出血性ショックを主にした産科のエマージェンシーは局所と全身の反応及び、その合併の対策と胎児の救出に分けられると思いますが、事前にスクリーニングで基礎疾患や遺伝の大きな問題をチェックして、大規模病院に送ってしまえば、残る大多数の患者の想定しうる病態はおのずと絞り込むことができて、対策の薬剤や手技も絞り込みができますね。

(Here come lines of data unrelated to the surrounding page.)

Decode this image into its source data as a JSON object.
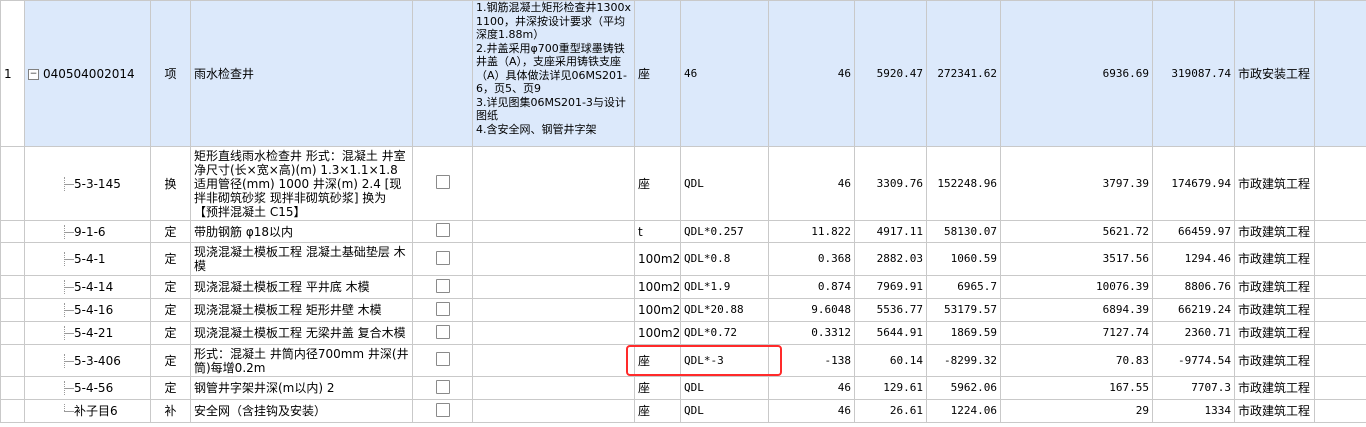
{
  "parent": {
    "index": "1",
    "code": "040504002014",
    "type": "项",
    "name": "雨水检查井",
    "features": "1.钢筋混凝土矩形检查井1300x1100，井深按设计要求（平均深度1.88m）\n2.井盖采用φ700重型球墨铸铁井盖（A），支座采用铸铁支座（A）具体做法详见06MS201-6，页5、页9\n3.详见图集06MS201-3与设计图纸\n4.含安全网、钢管井字架",
    "unit": "座",
    "qty_expr": "46",
    "qty": "46",
    "price": "5920.47",
    "total": "272341.62",
    "unit_cost": "6936.69",
    "total_cost": "319087.74",
    "discipline": "市政安装工程"
  },
  "rows": [
    {
      "code": "5-3-145",
      "type": "换",
      "name": "矩形直线雨水检查井 形式：混凝土 井室净尺寸(长×宽×高)(m) 1.3×1.1×1.8 适用管径(mm) 1000 井深(m) 2.4 [现拌非砌筑砂浆 现拌非砌筑砂浆] 换为【预拌混凝土 C15】",
      "unit": "座",
      "qty_expr": "QDL",
      "qty": "46",
      "price": "3309.76",
      "total": "152248.96",
      "unit_cost": "3797.39",
      "total_cost": "174679.94",
      "discipline": "市政建筑工程"
    },
    {
      "code": "9-1-6",
      "type": "定",
      "name": "带肋钢筋 φ18以内",
      "unit": "t",
      "qty_expr": "QDL*0.257",
      "qty": "11.822",
      "price": "4917.11",
      "total": "58130.07",
      "unit_cost": "5621.72",
      "total_cost": "66459.97",
      "discipline": "市政建筑工程"
    },
    {
      "code": "5-4-1",
      "type": "定",
      "name": "现浇混凝土模板工程 混凝土基础垫层 木模",
      "unit": "100m2",
      "qty_expr": "QDL*0.8",
      "qty": "0.368",
      "price": "2882.03",
      "total": "1060.59",
      "unit_cost": "3517.56",
      "total_cost": "1294.46",
      "discipline": "市政建筑工程"
    },
    {
      "code": "5-4-14",
      "type": "定",
      "name": "现浇混凝土模板工程 平井底 木模",
      "unit": "100m2",
      "qty_expr": "QDL*1.9",
      "qty": "0.874",
      "price": "7969.91",
      "total": "6965.7",
      "unit_cost": "10076.39",
      "total_cost": "8806.76",
      "discipline": "市政建筑工程"
    },
    {
      "code": "5-4-16",
      "type": "定",
      "name": "现浇混凝土模板工程 矩形井壁 木模",
      "unit": "100m2",
      "qty_expr": "QDL*20.88",
      "qty": "9.6048",
      "price": "5536.77",
      "total": "53179.57",
      "unit_cost": "6894.39",
      "total_cost": "66219.24",
      "discipline": "市政建筑工程"
    },
    {
      "code": "5-4-21",
      "type": "定",
      "name": "现浇混凝土模板工程 无梁井盖 复合木模",
      "unit": "100m2",
      "qty_expr": "QDL*0.72",
      "qty": "0.3312",
      "price": "5644.91",
      "total": "1869.59",
      "unit_cost": "7127.74",
      "total_cost": "2360.71",
      "discipline": "市政建筑工程"
    },
    {
      "code": "5-3-406",
      "type": "定",
      "name": "形式：混凝土 井筒内径700mm 井深(井筒)每增0.2m",
      "unit": "座",
      "qty_expr": "QDL*-3",
      "qty": "-138",
      "price": "60.14",
      "total": "-8299.32",
      "unit_cost": "70.83",
      "total_cost": "-9774.54",
      "discipline": "市政建筑工程"
    },
    {
      "code": "5-4-56",
      "type": "定",
      "name": "钢管井字架井深(m以内) 2",
      "unit": "座",
      "qty_expr": "QDL",
      "qty": "46",
      "price": "129.61",
      "total": "5962.06",
      "unit_cost": "167.55",
      "total_cost": "7707.3",
      "discipline": "市政建筑工程"
    },
    {
      "code": "补子目6",
      "type": "补",
      "name": "安全网（含挂钩及安装）",
      "unit": "座",
      "qty_expr": "QDL",
      "qty": "46",
      "price": "26.61",
      "total": "1224.06",
      "unit_cost": "29",
      "total_cost": "1334",
      "discipline": "市政建筑工程"
    }
  ],
  "colors": {
    "parent_bg": "#dce9fb",
    "grid_line": "#c9c9c9",
    "highlight": "#ff2a2a"
  }
}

野球で言えば、ストライクに直球しか投げない投手なら打ちやすいのに似ています。
(だからこそ、情報のない飛び込み産婦が大変で、産科業務を逼迫するのでしょう。)
いま、断らない救急の是非を巡って、現場医師と経営陣の対立している病院もあると聞きますが、「絞り込みと対策」という問題点は一緒です。
人員や設備の足りない病院でそれをやると、特に都会では「想定される疾患の見逃しにより、患者を救命する時間を奪ったこと」を訴訟で指摘されうる問題が発生します。

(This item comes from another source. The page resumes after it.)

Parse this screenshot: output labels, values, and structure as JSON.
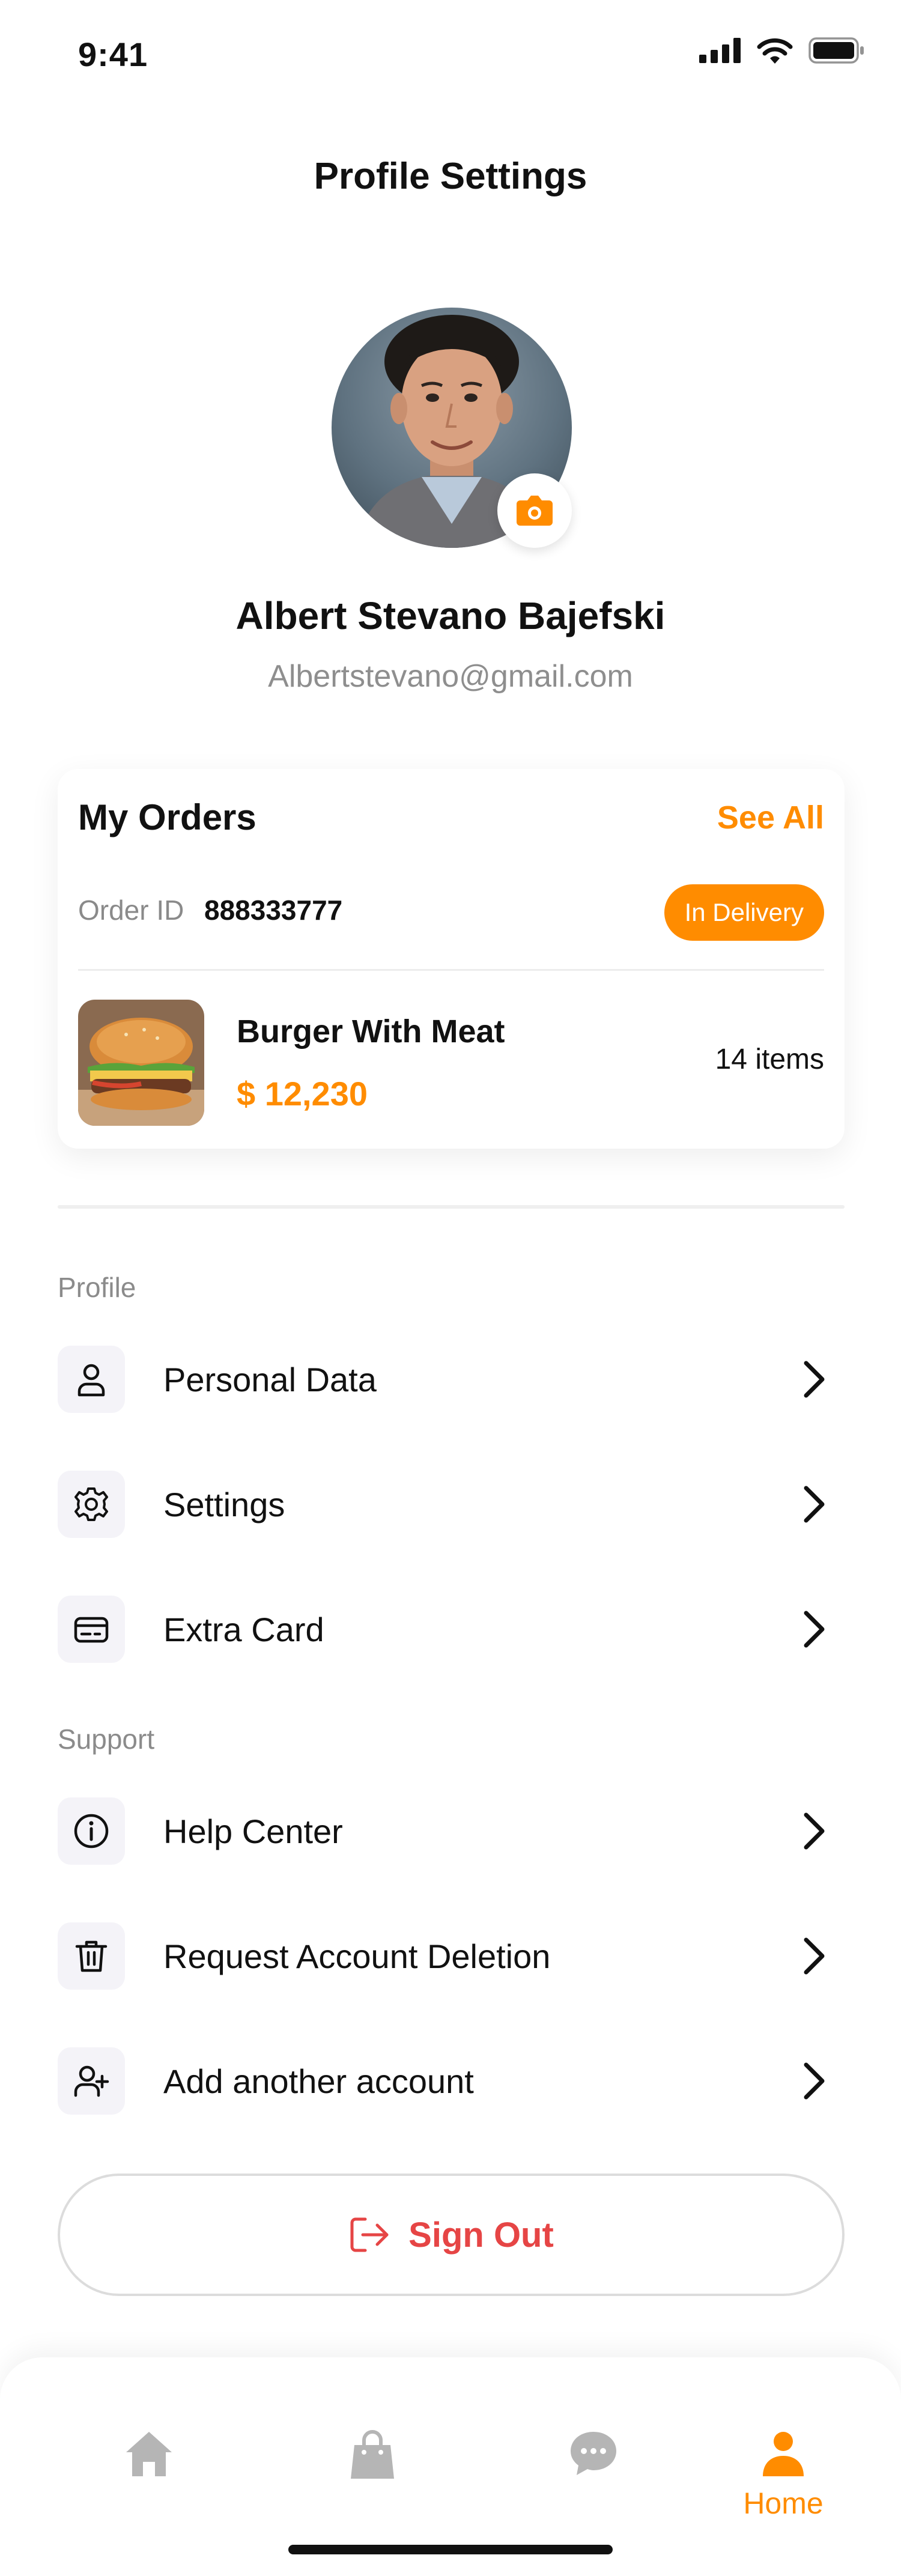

救急を担うのはジェネラリストが正しいのか、専門医チームが正しいのかは意見の分かれるところだと思いますが、どちらにしても救命率が上がるほうが望ましいわけで、この問題の解決に関連して、放射線科と救急科の一部が統合する動きを見せています。
僕は放射線科医崩れで専門医もありませんから、どこの職場や役職の誰が仕事をしようが知ったことではありませんが、昨今目にする医療組織内外のトンデモ事件を見ていると、こういう西洋医療の価値を高める取り組みの報道とか増えてもいいのかなと思います。